By Gene Johnson
The Associated Press
SEATTLE — Former Washington state Auditor Troy Kelley, whose federal fraud trial last year ended with an acquittal on one count and a deadlocked jury on more than a dozen others, will be in a courtroom once again as prosecutors try him a second time.
And this time, newly recovered emails dating to 2003 could shed further light on whether he was entitled to pocket the roughly $3 million the government says he stole when he ran a real-estate escrow services business during the height of last decade’s housing boom.
Kelley, a Democratic state lawmaker from Tacoma who was elected auditor in 2012, was charged in 2015 with possessing stolen money, laundering money, lying under oath and filing false income-tax returns. He maintains he did nothing wrong.
Jury selection is due to begin today in federal court in Tacoma, with opening statements planned for Tuesday.
The trial is expected to be shorter than the first one, which lasted five weeks.
“It is super disappointing that prosecutors are bringing this case to trial again,” his lawyer, Angelo Calfo, said in an email.
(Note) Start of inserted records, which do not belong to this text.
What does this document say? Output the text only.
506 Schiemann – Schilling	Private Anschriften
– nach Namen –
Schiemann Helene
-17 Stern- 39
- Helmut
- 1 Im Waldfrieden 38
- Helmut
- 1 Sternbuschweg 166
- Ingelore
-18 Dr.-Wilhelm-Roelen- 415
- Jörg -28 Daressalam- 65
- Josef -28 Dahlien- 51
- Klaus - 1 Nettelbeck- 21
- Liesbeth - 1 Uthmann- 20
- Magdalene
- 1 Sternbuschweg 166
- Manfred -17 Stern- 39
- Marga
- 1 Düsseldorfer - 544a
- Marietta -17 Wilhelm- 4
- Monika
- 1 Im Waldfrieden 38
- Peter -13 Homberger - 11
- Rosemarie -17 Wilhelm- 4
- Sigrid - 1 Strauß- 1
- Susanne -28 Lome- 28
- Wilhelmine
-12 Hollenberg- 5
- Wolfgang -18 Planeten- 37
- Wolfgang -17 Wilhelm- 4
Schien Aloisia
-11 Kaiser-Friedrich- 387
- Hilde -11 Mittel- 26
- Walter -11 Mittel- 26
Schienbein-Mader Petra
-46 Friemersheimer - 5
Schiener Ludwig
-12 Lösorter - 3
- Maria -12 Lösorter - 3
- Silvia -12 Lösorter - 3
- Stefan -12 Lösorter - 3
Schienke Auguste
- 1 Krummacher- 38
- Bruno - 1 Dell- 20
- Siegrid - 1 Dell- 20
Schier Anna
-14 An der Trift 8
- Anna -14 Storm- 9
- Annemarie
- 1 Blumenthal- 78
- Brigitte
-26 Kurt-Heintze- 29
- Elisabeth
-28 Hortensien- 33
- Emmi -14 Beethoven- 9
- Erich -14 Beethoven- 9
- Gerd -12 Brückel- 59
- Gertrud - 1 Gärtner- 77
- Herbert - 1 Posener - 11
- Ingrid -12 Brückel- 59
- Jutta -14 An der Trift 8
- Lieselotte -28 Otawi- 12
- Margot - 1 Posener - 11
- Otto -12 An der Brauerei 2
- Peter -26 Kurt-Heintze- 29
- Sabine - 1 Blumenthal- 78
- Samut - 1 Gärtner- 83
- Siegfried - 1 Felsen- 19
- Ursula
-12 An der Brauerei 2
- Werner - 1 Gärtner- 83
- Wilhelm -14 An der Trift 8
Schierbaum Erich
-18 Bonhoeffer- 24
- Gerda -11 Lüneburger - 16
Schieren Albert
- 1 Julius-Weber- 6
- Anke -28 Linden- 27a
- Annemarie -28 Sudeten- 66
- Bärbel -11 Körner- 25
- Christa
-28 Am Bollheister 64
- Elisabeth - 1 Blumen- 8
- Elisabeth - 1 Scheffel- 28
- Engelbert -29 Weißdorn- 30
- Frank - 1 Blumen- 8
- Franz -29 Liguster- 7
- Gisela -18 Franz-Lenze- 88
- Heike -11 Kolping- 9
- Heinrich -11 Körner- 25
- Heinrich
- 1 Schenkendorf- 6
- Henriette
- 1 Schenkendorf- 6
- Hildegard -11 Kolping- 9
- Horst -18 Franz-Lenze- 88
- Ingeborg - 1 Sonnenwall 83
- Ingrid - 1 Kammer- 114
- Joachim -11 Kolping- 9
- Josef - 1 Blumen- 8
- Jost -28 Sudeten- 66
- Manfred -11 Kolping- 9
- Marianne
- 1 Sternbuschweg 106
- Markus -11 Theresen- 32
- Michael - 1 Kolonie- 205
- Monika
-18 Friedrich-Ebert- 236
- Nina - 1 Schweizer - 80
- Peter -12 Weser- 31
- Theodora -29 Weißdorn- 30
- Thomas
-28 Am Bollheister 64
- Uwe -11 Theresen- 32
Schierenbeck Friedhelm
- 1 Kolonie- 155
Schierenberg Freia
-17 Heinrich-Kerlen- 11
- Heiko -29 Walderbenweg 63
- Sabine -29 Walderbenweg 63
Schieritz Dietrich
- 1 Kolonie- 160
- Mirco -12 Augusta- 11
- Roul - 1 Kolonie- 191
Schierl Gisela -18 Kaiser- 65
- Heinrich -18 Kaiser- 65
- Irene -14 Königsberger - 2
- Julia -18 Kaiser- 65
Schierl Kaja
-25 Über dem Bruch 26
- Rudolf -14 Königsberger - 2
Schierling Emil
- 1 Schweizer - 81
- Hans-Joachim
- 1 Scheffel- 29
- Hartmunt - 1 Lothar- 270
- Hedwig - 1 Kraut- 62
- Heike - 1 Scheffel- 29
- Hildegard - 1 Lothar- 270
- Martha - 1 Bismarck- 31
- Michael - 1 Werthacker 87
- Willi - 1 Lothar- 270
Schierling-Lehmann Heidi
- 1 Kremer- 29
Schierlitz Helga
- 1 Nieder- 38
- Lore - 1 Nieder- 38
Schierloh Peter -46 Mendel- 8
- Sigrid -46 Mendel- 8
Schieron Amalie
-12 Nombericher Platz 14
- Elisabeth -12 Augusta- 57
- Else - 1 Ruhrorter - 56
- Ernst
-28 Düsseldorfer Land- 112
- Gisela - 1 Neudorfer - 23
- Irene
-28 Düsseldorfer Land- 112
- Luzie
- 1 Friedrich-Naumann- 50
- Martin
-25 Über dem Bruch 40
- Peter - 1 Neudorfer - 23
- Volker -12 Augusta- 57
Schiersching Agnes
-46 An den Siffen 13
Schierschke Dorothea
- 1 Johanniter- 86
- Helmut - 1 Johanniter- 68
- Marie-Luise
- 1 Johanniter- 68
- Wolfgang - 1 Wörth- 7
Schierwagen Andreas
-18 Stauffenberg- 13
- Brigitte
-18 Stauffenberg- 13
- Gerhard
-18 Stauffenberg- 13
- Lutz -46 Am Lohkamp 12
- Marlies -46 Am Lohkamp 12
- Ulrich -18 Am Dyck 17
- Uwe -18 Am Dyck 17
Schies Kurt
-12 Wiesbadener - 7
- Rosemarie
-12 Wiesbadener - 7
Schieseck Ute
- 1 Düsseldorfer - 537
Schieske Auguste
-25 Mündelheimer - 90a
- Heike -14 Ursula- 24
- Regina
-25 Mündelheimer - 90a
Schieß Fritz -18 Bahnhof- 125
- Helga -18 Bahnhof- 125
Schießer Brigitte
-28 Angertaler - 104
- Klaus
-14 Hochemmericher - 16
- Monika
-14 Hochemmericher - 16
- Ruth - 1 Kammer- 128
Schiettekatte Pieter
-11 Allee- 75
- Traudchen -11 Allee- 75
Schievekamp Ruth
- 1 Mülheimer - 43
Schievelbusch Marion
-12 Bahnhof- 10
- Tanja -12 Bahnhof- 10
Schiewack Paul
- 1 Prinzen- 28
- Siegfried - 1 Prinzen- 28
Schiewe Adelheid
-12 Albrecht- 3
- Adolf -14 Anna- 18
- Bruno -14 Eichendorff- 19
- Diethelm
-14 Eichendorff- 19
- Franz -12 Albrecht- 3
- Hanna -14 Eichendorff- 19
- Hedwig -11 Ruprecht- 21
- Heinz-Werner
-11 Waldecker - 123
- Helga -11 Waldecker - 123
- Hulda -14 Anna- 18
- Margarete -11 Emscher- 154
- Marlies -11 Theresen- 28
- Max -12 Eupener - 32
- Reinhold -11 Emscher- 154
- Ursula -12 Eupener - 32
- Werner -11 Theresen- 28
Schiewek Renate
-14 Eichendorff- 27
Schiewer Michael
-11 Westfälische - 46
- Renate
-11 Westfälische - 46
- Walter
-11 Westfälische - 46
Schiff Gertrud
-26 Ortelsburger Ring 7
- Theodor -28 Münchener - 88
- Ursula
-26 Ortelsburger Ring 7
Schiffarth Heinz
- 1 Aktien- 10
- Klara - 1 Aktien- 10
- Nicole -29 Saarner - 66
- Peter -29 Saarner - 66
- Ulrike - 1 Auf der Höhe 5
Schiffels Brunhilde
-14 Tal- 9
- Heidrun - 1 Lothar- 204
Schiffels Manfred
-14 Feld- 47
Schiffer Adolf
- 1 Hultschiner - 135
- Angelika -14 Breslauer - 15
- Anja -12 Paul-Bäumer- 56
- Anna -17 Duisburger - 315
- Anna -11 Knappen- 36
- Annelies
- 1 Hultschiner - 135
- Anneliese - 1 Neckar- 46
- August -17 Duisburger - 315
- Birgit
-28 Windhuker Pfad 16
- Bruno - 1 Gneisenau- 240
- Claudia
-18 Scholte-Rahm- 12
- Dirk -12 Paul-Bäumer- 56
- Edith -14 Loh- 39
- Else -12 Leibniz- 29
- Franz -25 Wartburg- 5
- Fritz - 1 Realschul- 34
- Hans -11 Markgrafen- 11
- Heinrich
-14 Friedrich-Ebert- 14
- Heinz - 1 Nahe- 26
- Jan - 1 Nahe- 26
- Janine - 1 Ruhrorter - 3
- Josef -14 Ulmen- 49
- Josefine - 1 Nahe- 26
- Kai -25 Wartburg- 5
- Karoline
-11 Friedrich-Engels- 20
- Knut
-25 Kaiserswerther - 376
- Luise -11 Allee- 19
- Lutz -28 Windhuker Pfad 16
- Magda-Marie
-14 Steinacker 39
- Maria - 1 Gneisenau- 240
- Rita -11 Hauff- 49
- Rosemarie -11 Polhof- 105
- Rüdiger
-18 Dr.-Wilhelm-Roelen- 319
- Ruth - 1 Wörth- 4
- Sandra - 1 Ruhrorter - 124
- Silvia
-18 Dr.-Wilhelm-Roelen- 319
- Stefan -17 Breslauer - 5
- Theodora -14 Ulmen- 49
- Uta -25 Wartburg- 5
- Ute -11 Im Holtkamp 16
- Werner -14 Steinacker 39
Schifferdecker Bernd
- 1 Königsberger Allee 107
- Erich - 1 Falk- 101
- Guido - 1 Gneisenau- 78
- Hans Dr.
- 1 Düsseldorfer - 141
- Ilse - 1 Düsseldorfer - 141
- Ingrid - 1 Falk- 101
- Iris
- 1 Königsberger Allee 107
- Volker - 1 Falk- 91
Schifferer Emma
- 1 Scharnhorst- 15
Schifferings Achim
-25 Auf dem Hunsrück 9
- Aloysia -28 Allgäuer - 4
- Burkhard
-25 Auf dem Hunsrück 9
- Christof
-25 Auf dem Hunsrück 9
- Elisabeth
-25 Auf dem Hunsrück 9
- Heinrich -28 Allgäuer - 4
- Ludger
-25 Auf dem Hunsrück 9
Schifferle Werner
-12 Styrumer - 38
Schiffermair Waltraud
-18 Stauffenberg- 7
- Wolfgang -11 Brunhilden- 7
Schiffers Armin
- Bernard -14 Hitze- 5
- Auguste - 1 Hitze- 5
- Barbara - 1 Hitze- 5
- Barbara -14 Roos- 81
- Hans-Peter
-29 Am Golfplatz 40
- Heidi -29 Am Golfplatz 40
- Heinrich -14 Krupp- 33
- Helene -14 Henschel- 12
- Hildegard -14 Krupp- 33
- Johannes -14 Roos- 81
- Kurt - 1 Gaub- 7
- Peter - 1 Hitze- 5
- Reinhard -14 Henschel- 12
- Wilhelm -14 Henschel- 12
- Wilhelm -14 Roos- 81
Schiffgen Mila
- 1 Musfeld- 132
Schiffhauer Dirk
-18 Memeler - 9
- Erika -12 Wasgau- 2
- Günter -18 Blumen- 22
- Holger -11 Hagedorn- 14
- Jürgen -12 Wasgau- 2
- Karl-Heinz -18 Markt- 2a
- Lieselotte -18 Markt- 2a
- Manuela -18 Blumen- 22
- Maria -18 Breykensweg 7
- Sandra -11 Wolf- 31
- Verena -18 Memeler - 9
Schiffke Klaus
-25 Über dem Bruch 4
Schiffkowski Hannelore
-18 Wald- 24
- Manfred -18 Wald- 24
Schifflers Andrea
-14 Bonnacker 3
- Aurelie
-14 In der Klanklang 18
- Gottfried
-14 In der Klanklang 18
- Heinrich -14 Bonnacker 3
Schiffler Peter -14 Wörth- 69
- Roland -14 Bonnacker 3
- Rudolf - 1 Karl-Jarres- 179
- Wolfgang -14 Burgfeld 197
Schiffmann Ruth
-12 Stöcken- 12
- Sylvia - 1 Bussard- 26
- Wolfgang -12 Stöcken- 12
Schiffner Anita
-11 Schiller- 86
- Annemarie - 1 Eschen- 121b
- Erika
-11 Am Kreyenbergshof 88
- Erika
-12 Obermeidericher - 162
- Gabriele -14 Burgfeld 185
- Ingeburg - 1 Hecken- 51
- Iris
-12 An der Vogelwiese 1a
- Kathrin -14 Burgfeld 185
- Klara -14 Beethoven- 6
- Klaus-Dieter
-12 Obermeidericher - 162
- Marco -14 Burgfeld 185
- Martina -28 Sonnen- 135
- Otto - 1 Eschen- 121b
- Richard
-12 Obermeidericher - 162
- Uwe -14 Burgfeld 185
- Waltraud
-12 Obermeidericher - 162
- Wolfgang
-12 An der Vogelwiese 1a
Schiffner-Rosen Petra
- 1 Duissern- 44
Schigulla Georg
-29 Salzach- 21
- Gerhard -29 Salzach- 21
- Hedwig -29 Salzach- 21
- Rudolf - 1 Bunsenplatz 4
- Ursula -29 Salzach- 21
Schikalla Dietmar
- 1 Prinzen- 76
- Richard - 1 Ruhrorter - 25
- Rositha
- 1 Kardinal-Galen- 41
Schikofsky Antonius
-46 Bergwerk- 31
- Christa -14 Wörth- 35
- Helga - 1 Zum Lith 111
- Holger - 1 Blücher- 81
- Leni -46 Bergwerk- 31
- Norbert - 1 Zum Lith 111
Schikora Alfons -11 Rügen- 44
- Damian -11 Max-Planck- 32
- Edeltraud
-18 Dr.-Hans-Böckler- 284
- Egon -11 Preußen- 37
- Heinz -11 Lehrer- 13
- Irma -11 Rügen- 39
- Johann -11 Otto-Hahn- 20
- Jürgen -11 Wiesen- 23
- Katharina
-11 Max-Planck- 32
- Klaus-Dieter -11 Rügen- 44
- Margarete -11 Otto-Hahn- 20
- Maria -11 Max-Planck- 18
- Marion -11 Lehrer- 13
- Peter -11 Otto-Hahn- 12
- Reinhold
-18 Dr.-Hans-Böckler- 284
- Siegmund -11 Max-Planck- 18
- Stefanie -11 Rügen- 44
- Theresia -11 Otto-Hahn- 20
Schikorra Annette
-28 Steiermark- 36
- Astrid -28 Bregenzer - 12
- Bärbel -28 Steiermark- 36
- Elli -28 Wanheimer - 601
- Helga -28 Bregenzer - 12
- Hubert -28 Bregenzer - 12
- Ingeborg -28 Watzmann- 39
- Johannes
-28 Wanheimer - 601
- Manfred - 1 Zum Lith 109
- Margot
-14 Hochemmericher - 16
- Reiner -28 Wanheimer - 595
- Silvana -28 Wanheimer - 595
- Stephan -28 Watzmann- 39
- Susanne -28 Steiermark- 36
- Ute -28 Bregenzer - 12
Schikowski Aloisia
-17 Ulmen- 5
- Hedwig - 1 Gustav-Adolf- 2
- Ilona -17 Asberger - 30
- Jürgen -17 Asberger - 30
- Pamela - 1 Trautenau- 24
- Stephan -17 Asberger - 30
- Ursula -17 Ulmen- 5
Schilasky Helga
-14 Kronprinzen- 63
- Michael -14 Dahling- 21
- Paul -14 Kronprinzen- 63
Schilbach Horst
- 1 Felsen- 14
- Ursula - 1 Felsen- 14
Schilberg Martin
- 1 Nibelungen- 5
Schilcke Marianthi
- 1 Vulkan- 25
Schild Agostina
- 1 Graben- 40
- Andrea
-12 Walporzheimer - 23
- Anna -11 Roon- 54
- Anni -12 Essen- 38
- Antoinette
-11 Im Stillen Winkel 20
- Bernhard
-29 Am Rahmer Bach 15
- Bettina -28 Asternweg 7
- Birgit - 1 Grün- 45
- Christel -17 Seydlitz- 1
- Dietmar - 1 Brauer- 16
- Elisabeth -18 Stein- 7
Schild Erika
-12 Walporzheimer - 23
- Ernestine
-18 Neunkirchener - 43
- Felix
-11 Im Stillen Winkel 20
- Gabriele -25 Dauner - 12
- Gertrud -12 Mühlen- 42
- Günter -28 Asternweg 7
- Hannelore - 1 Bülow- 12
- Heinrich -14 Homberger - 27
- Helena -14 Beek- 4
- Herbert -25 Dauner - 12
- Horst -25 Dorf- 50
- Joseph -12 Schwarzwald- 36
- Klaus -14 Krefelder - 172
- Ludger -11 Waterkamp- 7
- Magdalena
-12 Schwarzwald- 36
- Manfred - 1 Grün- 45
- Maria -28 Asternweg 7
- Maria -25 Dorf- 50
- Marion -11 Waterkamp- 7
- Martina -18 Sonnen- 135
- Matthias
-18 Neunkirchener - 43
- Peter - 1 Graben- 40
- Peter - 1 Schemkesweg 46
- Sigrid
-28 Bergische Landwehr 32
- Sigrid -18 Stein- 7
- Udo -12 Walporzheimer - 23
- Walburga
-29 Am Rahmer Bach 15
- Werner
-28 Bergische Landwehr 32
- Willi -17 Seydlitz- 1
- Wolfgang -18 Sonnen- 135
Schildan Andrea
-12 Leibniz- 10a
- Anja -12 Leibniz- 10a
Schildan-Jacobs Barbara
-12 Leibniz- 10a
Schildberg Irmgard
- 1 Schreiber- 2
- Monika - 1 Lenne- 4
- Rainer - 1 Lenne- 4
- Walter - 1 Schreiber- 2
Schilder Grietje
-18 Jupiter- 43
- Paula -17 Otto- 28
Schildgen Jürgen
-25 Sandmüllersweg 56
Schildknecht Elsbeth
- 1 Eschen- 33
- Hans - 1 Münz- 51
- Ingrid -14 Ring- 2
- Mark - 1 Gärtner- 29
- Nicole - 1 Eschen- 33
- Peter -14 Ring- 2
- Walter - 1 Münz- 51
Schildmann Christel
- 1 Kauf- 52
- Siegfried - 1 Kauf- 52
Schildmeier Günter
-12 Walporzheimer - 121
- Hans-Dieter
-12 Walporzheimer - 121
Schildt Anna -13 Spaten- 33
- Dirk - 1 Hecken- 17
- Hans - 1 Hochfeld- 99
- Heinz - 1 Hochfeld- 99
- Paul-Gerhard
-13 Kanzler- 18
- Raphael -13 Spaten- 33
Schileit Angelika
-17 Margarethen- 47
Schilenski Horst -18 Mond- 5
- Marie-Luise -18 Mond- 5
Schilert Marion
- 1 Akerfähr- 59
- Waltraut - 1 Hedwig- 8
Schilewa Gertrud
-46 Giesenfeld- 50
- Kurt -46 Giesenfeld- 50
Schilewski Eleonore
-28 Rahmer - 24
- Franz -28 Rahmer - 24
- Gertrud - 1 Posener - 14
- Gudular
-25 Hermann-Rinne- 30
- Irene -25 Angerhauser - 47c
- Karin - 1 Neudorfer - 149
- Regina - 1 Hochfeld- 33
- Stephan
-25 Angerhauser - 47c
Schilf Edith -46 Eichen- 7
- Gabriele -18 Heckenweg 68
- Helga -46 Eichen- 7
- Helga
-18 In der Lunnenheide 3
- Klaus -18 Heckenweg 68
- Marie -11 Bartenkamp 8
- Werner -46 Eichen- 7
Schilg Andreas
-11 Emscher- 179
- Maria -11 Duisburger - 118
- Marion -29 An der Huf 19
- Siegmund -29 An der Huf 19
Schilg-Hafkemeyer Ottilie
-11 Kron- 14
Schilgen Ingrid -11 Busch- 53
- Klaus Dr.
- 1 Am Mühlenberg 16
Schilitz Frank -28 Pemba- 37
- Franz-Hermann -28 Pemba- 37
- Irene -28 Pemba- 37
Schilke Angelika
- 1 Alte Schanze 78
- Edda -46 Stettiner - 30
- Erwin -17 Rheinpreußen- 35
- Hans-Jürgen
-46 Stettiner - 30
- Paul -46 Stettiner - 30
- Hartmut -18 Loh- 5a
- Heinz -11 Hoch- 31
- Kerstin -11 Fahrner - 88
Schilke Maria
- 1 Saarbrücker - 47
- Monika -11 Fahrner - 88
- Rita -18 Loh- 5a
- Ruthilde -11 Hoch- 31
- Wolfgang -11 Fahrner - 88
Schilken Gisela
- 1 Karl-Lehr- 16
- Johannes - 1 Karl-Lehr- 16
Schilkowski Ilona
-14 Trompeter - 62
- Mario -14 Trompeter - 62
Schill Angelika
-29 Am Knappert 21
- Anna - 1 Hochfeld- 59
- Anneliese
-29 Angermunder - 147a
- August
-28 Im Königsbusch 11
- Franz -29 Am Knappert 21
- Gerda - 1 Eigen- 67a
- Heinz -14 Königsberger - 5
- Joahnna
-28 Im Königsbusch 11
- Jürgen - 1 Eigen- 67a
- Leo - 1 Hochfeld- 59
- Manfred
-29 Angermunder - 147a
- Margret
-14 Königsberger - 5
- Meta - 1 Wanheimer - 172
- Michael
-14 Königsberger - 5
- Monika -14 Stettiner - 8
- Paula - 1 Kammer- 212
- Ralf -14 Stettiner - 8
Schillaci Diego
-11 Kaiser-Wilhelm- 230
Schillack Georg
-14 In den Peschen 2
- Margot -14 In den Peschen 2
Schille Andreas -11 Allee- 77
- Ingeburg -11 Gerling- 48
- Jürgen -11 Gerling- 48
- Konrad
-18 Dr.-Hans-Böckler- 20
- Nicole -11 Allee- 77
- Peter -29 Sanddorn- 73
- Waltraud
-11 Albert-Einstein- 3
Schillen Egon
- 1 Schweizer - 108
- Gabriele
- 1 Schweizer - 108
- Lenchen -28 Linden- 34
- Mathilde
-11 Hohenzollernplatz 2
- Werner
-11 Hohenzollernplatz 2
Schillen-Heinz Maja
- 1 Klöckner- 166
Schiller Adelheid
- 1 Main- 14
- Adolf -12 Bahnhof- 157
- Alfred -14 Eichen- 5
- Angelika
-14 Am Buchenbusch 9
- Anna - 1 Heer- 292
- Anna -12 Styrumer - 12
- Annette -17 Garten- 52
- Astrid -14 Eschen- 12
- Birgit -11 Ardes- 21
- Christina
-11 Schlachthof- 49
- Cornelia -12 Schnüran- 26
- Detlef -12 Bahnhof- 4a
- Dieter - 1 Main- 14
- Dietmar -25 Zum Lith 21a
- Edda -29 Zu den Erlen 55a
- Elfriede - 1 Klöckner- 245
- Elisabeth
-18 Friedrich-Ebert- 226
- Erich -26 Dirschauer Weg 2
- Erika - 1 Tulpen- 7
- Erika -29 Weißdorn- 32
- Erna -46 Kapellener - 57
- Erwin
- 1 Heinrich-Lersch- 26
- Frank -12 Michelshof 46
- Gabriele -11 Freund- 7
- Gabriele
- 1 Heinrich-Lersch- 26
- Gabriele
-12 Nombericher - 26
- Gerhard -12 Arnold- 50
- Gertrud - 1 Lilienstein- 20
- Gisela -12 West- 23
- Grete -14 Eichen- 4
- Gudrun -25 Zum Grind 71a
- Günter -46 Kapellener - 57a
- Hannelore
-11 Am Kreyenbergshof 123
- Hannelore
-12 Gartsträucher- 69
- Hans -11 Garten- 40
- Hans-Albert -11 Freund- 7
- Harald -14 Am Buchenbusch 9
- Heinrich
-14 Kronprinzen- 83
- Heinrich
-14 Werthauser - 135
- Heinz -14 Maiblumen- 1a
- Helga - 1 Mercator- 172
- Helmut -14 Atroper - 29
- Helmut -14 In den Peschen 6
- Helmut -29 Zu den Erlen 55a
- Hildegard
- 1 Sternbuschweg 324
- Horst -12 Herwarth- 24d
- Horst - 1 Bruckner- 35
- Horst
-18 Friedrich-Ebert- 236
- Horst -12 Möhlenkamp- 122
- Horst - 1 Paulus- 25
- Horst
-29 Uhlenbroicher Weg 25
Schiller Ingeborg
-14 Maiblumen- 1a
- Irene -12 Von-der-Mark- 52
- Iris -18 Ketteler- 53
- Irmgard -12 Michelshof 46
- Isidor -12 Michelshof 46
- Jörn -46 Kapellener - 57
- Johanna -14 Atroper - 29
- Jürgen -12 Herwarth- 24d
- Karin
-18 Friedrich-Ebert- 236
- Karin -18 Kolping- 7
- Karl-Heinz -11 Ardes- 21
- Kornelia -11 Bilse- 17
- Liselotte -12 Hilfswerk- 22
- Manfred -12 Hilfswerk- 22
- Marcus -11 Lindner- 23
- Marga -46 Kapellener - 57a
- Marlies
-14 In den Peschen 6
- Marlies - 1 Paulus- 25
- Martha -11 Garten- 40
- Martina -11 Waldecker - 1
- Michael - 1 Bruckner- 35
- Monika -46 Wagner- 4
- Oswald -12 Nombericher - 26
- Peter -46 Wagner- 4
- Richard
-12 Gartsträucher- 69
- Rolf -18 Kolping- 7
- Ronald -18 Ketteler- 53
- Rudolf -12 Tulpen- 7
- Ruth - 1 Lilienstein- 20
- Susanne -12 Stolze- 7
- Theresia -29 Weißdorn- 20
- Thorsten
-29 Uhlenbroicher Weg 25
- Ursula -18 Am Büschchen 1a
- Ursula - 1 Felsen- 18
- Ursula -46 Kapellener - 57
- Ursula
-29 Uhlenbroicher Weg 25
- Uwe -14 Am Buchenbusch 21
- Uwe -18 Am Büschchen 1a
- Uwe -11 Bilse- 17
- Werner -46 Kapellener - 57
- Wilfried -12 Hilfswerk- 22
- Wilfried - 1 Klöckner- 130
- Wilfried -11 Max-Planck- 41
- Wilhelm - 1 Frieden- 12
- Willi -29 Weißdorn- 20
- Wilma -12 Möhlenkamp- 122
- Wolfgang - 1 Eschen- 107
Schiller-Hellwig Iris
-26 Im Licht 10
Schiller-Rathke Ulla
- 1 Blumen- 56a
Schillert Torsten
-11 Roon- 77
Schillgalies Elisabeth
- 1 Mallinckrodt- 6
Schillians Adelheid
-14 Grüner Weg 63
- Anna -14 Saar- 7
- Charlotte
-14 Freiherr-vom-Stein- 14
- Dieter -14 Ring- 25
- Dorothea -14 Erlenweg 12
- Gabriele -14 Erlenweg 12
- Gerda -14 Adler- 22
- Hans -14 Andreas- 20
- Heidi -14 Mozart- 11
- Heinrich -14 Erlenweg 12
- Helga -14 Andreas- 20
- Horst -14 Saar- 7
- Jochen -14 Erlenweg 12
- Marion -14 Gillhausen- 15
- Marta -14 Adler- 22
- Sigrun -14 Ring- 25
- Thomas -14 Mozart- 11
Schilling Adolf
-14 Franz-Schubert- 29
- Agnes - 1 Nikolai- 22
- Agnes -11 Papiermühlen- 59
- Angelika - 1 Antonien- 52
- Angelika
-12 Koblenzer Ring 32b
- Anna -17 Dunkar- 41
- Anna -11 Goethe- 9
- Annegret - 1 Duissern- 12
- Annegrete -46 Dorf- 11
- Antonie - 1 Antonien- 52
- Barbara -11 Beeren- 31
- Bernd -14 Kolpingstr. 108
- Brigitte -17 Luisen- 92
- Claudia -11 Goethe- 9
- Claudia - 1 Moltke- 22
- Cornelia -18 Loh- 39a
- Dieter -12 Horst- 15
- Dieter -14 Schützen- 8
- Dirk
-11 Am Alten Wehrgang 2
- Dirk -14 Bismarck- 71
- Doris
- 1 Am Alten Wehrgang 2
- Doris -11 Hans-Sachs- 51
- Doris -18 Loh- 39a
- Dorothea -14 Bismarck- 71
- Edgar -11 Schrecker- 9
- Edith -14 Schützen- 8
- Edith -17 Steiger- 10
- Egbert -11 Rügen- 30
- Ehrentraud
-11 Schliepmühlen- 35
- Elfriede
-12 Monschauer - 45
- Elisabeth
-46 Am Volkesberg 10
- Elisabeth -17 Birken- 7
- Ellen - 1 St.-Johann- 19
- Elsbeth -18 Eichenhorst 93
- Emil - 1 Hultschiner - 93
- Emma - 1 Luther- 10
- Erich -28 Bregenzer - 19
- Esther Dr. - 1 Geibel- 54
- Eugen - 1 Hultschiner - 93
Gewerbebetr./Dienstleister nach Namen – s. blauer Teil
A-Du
Calfo said the jury in the first trial leaned “overwhelmingly” toward acquitting Kelley of the key charge of possessing stolen property, though prosecutors say the jury also voted toward convicting him on other counts.
The first Washington state official indicted in 35 years, Kelley took a seven-month leave of absence after he was charged. He returned to office after the trial, defying bipartisan calls for his resignation, but he decided not to seek re-election as auditor. The position, which is tasked with rooting out waste and fraud in state government, is now held by Democrat Pat McCarthy.
The charges stemmed from Kelley’s operation of a business called Post Closing Department, which tracked escrow paperwork for title companies.
Prosecutors said that to obtain business from the title companies — and access vast sums of money from homeowners — Kelley promised that Post Closing Department would collect $100 to $150 for each transaction it tracked; keep $15 or $20 for itself; use some of the money to pay county recording and other fees if necessary; and refund the customer any remaining money.
In tens of thousands of cases, the additional fees were not needed, but Kelley retained the money anyway, prosecutors said. He refunded the balance only in a vanishingly few instances when title companies began asking uncomfortable questions or when homeowners were savvy enough to demand it, prosecutors said.
Kelley insists he was entitled to keep the money. During his first trial, his attorneys and government lawyers sparred over emails dating to 2006 between Kelley and Fidelity National Title, which insisted he was supposed to refund any unused money.
Before the first trial, Fidelity told the government it no longer had earlier emails — going back to 2003, when Kelley began working with Fidelity — that might prove Kelley was supposed to refund the money. But a Fidelity employee testified that it was possible to recover those emails.
Last month, Fidelity finally began turning them over after pulling them off magnetic, archival tapes. Fidelity has provided about 500 emails so far, and up to thousands more are expected. Kelley’s lawyers unsuccessfully asked the judge to bar the company from turning them over so soon before trial, given that the parties first requested them long ago.
Among the newly discovered emails, assistant U.S. attorneys wrote in their trial brief, are some from 2003 in which Kelley promised his company “will not be charging additional fees beyond the single $15 tracking fee.”
It’s unclear if other newly discovered emails amended that promise, but Calfo noted: “Other documents provided by Fidelity show that the title company purposefully structured escrow closings in a way that authorized Troy to take the entire fee paid by the customers, and authorized Troy to take additional fees.”
Prosecutors also say Kelley took elaborate steps to hide that he was keeping the money — something he wouldn’t do if he was entitled to it.
One of the companies Kelley worked with, Old Republic Title, sued him for not paying the refunds. Kelley settled the case for $1.1 million after making what prosecutors contend were false statements about his practices under oath. Old Republic refunded only a small portion of that money to homeowners, however. It kept the rest.